Sunday, December 28, 2003

Knocking down herrings
The news part of this is Viceroy Paul Bremmer insulting our noble ally Tony Blair, by my favorite part is the mangled metaphor.
Tony Blair faced new charges of exaggerating information about Iraq's weapons of mass destruction last night after America's senior official in the country rejected his claim that "massive evidence" of secret laboratories had been found.

[…]

The Tories leapt on the contradiction as proof that despite the Hutton Inquiry into the death of the Government scientist Dr David Kelly, Mr Blair continued to "sex up" information about Iraq's weapons in order to defend his political position.

[…]

In his Christmas message to troops a fortnight ago, which reached British soldiers in the Gulf, Mr Blair said the Iraq Survey Group searching for evidence of Saddam's weapons had unearthed "massive evidence of a huge system of clandestine laboratories". This, he claimed, showed that the former Iraqi dictator had attempted to "conceal weapons".

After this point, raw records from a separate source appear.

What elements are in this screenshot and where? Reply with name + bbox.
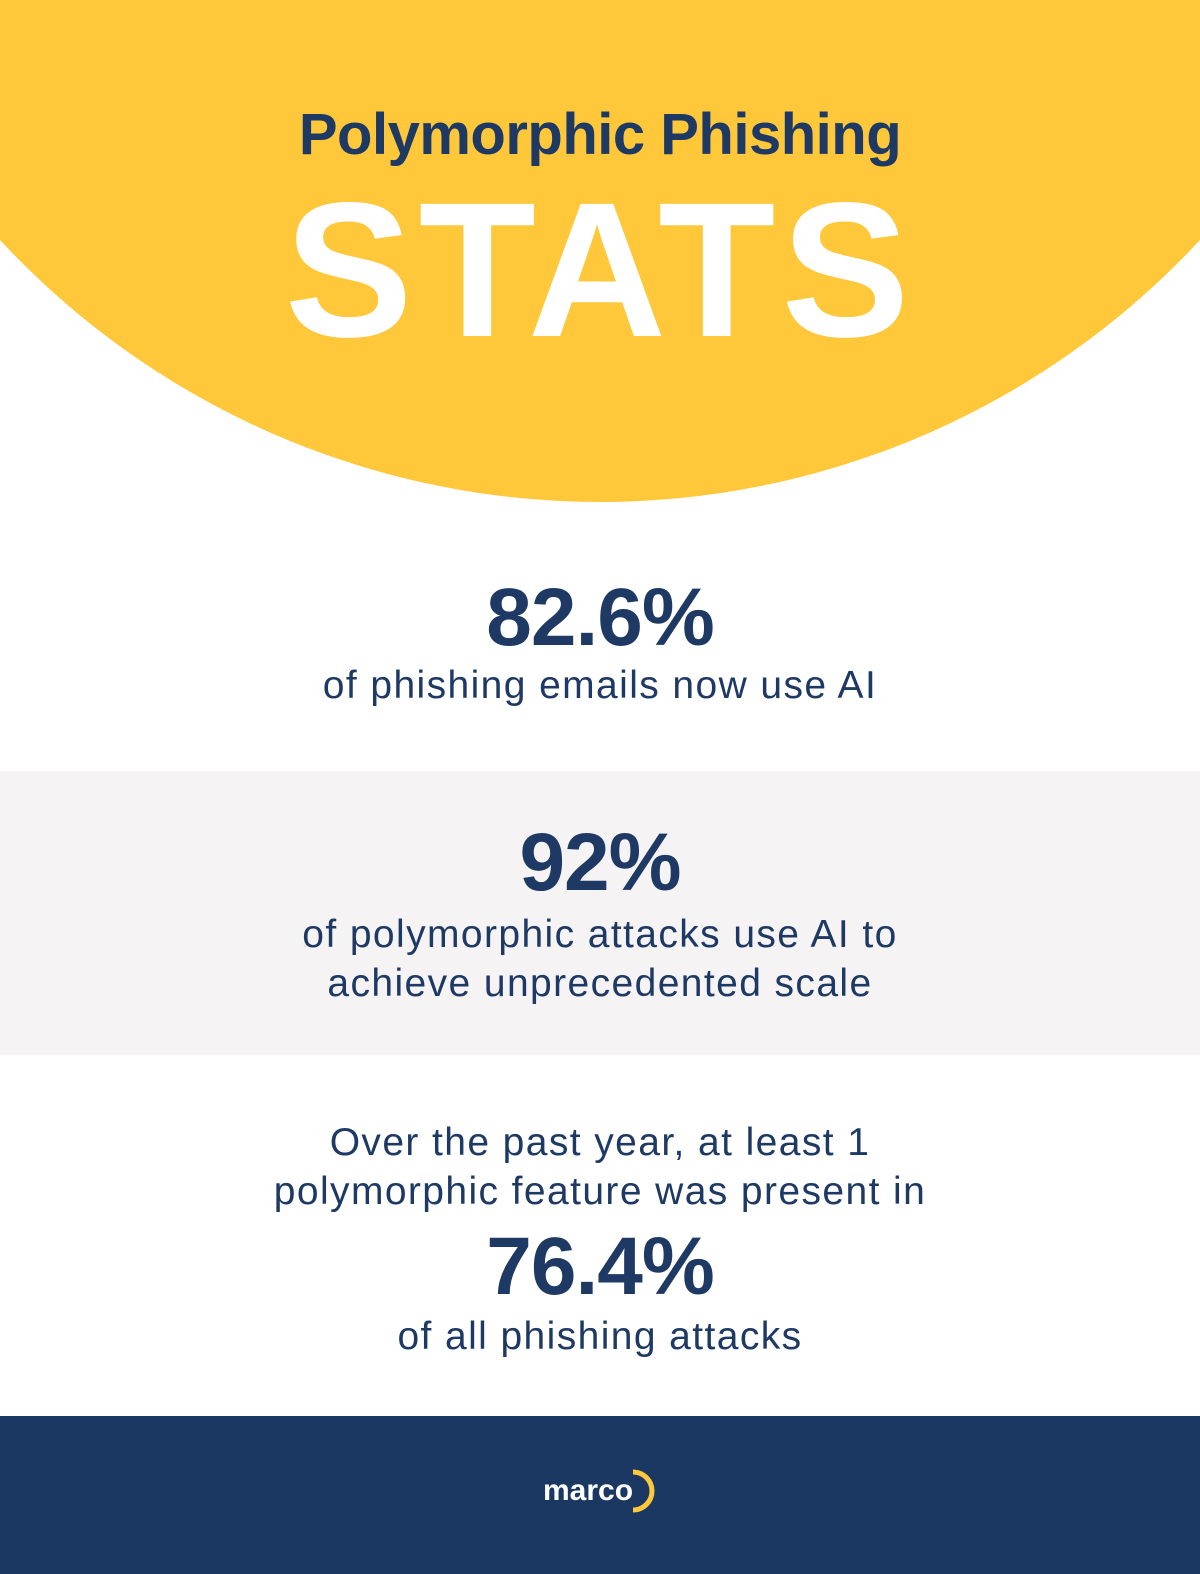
stat 3: of all phishing attacks bbox=[397, 1315, 803, 1358]
logo: marco bbox=[543, 1474, 633, 1507]
yellow header circle bbox=[0, 0, 1200, 502]
stat 2 bbox=[302, 817, 898, 1005]
stat 2: achieve unprecedented scale bbox=[327, 962, 873, 1005]
stat 2: 92% bbox=[519, 817, 681, 908]
stat 1 bbox=[323, 572, 877, 707]
footer bbox=[0, 1416, 1200, 1574]
gray band bbox=[0, 771, 1200, 1055]
stat 3: Over the past year, at least 1 bbox=[330, 1121, 870, 1164]
title: Polymorphic Phishing bbox=[299, 102, 901, 167]
stat 1: 82.6% bbox=[486, 572, 714, 663]
stat 3: 76.4% bbox=[486, 1221, 714, 1312]
logo bbox=[543, 1470, 654, 1512]
STATS heading: STATS bbox=[285, 162, 915, 377]
stat 2: of polymorphic attacks use AI to bbox=[302, 913, 898, 956]
stat 1: of phishing emails now use AI bbox=[323, 664, 877, 707]
stat 3 bbox=[274, 1121, 926, 1358]
stat 3: polymorphic feature was present in bbox=[274, 1170, 926, 1213]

But Mr Bremer, interviewed on ITV1's Jonathan Dimbleby Programme, who was initially unaware that it was the Prime Minister who had made the claim, ridiculed the comment.

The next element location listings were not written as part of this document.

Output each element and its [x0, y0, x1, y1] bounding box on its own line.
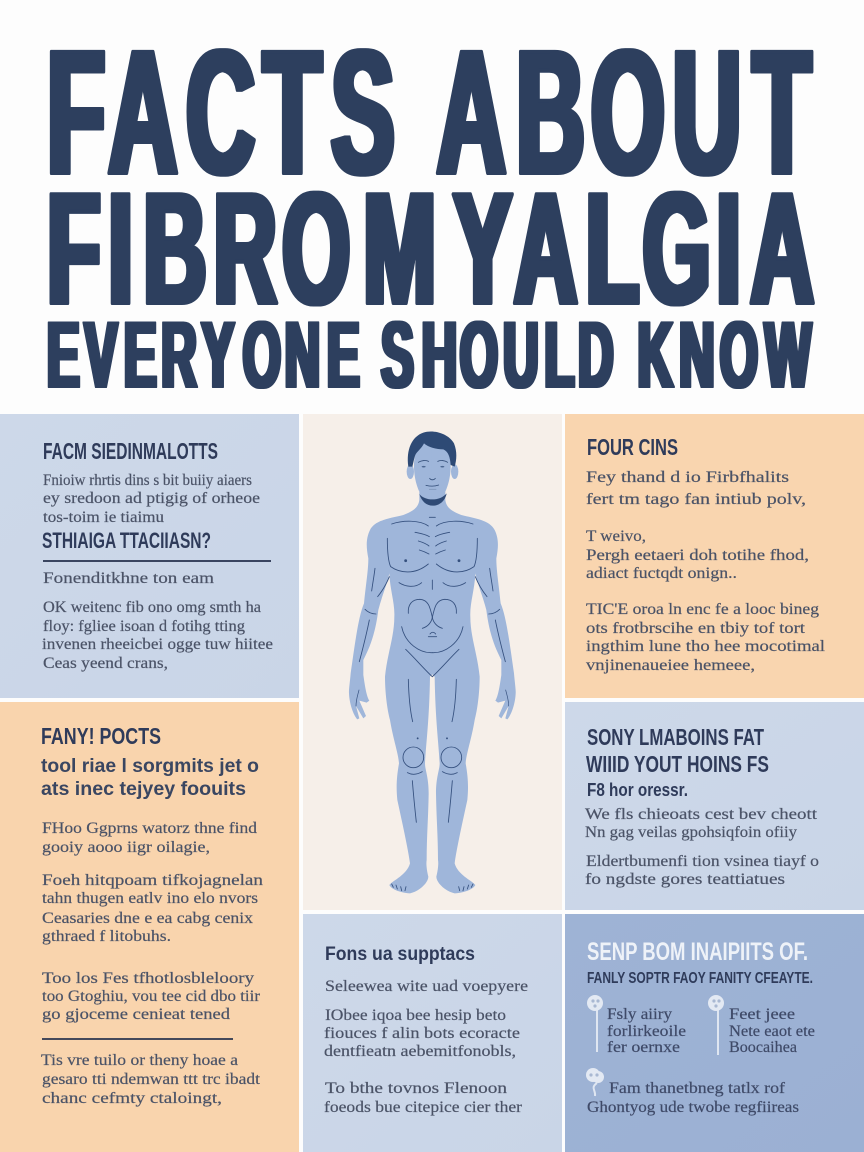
right half of silhouette [431, 442, 516, 893]
text block: hook three: Ghontyog ude twobe regfiireas [587, 1099, 799, 1116]
heading: middle right: WIIID YOUT HOINS FS [586, 751, 769, 777]
text block: supports: dentfieatn aebemitfonobls, [324, 1043, 516, 1060]
text block: paragraph three: go gjoceme cenieat tened [42, 1006, 230, 1023]
heading: middle right: SONY LMABOINS FAT [587, 724, 764, 750]
text block: supports: fiouces f alin bots ecoracte [324, 1025, 520, 1042]
left half of silhouette [349, 442, 433, 893]
text block: four: ots frotbrscihe en tbiy tof tort [586, 620, 806, 637]
subheading: bold lines [41, 756, 259, 800]
text block: details: invenen rheeicbei ogge tuw hiitee [42, 636, 273, 653]
text block: paragraph four: gesaro tti ndemwan ttt trc ibadt [42, 1071, 261, 1088]
subheading: bold lines: tool riae l sorgmits jet o [41, 756, 259, 777]
text block: pin one: Fsly aiiry [607, 1006, 672, 1023]
text block: four: ingthim lune tho hee mocotimal [586, 638, 826, 655]
title: FACTS ABOUT [47, 14, 811, 210]
text block: four: Fey thand d io Firbfhalits [586, 469, 789, 486]
neck shadow [419, 493, 447, 506]
text block: paragraph two: Foeh hitqpoam tifkojagnelan [42, 872, 263, 889]
text block: hook three: Fam thanetbneg tatlx rof [609, 1080, 786, 1097]
text block: pin two [729, 1006, 815, 1056]
text block: middle right: We fls chieoats cest bev cheott [585, 806, 818, 823]
face [418, 461, 448, 489]
text block: middle right: Nn gag veilas gpohsiqfoin ofiiy [585, 824, 797, 841]
text block: intro [43, 472, 260, 526]
text block: middle right: fo ngdste gores teattiatues [585, 871, 785, 888]
panel: center figure [303, 414, 562, 910]
title: EVERYONE SHOULD KNOW [47, 302, 811, 407]
text block: details: OK weitenc fib ono omg smth ha [43, 599, 261, 616]
text block: four: vnjinenaueiee hemeee, [586, 657, 755, 674]
text block: intro: Fnioiw rhrtis dins s bit buiiy aiaers [43, 472, 252, 489]
text block: supports: foeods bue citepice cier ther [324, 1099, 523, 1116]
text block: paragraph two [42, 872, 263, 945]
text block: paragraph two: Ceasaries dne e ea cabg cenix [42, 910, 253, 927]
text block: four: TIC'E oroa ln enc fe a looc bineg [586, 601, 819, 618]
text block: details: floy: fgliee isoan d fotihg tting [43, 618, 245, 635]
text block: paragraph three: too Gtoghiu, vou tee cid dbo tiir [42, 988, 261, 1005]
ears [407, 464, 458, 479]
panel: bottom right [565, 914, 864, 1152]
panel: top left [0, 414, 299, 698]
subheading: STHIAIGA TTACIIASN? [42, 528, 211, 553]
text block: paragraph three [42, 970, 261, 1023]
text block: pin two: Feet jeee [729, 1006, 795, 1023]
text block: details [42, 570, 273, 672]
text block: supports: Seleewea wite uad voepyere [325, 978, 528, 995]
title [47, 14, 814, 407]
text block: paragraph two: tahn thugen eatlv ino elo nvors [42, 890, 258, 907]
text block: paragraph four: Tis vre tuilo or theny hoae a [41, 1052, 238, 1069]
icon: pin two [708, 995, 724, 1055]
text block: four: Pergh eetaeri doh totihe fhod, [586, 547, 809, 564]
text block: details: Fonenditkhne ton eam [43, 570, 215, 587]
text block: supports [324, 978, 528, 1116]
heading: bottom center: Fons ua supptacs [325, 943, 475, 965]
text block: intro: ey sredoon ad ptigig of orheoe [43, 490, 260, 507]
heading: middle right: F8 hor oressr. [587, 780, 688, 800]
text block: paragraph four [41, 1052, 261, 1107]
icon: human body [349, 432, 516, 893]
panel: bottom left [0, 702, 299, 1152]
text block: pin one: fer oernxe [607, 1039, 680, 1056]
text block: paragraph one: gooiy aooo iigr oilagie, [42, 839, 210, 856]
text block: paragraph two: gthraed f litobuhs. [42, 928, 171, 945]
text block: details: Ceas yeend crans, [43, 655, 168, 672]
text block: hook three [587, 1080, 799, 1116]
text block: four: T weivo, [586, 528, 646, 545]
text block: four: adiact fuctqdt onign.. [586, 565, 737, 582]
text block: paragraph four: chanc cefmty ctaloingt, [42, 1090, 222, 1107]
heading: middle right [586, 724, 769, 800]
text block: pin one [607, 1006, 686, 1056]
text block: middle right: Eldertbumenfi tion vsinea tiayf o [586, 853, 819, 870]
text block: middle right [585, 806, 819, 888]
heading: top right: FOUR CINS [587, 434, 678, 460]
heading: top left: FACM SIEDINMALOTTS [43, 438, 218, 464]
center lines [428, 517, 437, 637]
text block: supports: IObee iqoa bee hesip beto [325, 1007, 506, 1024]
muscle lines right [432, 521, 509, 891]
icon: hook three [586, 1068, 604, 1096]
text block: pin two: Nete eaot ete [729, 1023, 815, 1040]
text block: pin two: Boocaihea [729, 1039, 797, 1056]
hair [408, 432, 456, 467]
panel: top right [565, 414, 864, 698]
text block: paragraph one [42, 820, 257, 856]
title: FIBROMYALGIA [47, 162, 814, 338]
panel: bottom center [303, 914, 562, 1152]
text block: intro: tos-toim ie tiaimu [43, 509, 164, 526]
text block: four [586, 469, 826, 674]
icon: pin one [587, 995, 603, 1052]
heading: bottom left: FANY! POCTS [41, 723, 161, 749]
text block: paragraph three: Too los Fes tfhotlosbleloory [42, 970, 254, 987]
text block: paragraph one: FHoo Ggprns watorz thne find [42, 820, 257, 837]
text block: four: fert tm tago fan intiub polv, [586, 491, 806, 508]
text block: supports: To bthe tovnos Flenoon [325, 1080, 507, 1097]
subheading: bold lines: ats inec tejyey foouits [41, 779, 246, 800]
text block: pin one: forlirkeoile [607, 1023, 686, 1040]
muscle lines left [356, 521, 432, 891]
panel: middle right [565, 702, 864, 910]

"I don't know where those words come from, but that is not what [ISG chief] David Kay has said," he told Dimbleby as the interviewer tried to interrupt to tell him the source.

"I have read his reports so I don't know who said that. It sounds like a bit of a red herring to me. It sounds like someone who doesn't agree with the policy sets up a red herring then knocks it down."

When Dimbleby finally managed to tell him it was Mr Blair who made the comment, Mr Bremer beat a partial retreat, saying: "There is actually a lot of evidence that had been made public."

“Sets up a red herring then knocks it down." I like that. After that he drags a straw man through the underbrush to create a false trail. This still falls into a distant second place behind my all-time favorite mangled metaphor, made by then Alaskan governor Jay Hammond who announced, “the ship of state is breaking new ground.” Now that was a herring that deserved to be knocked down.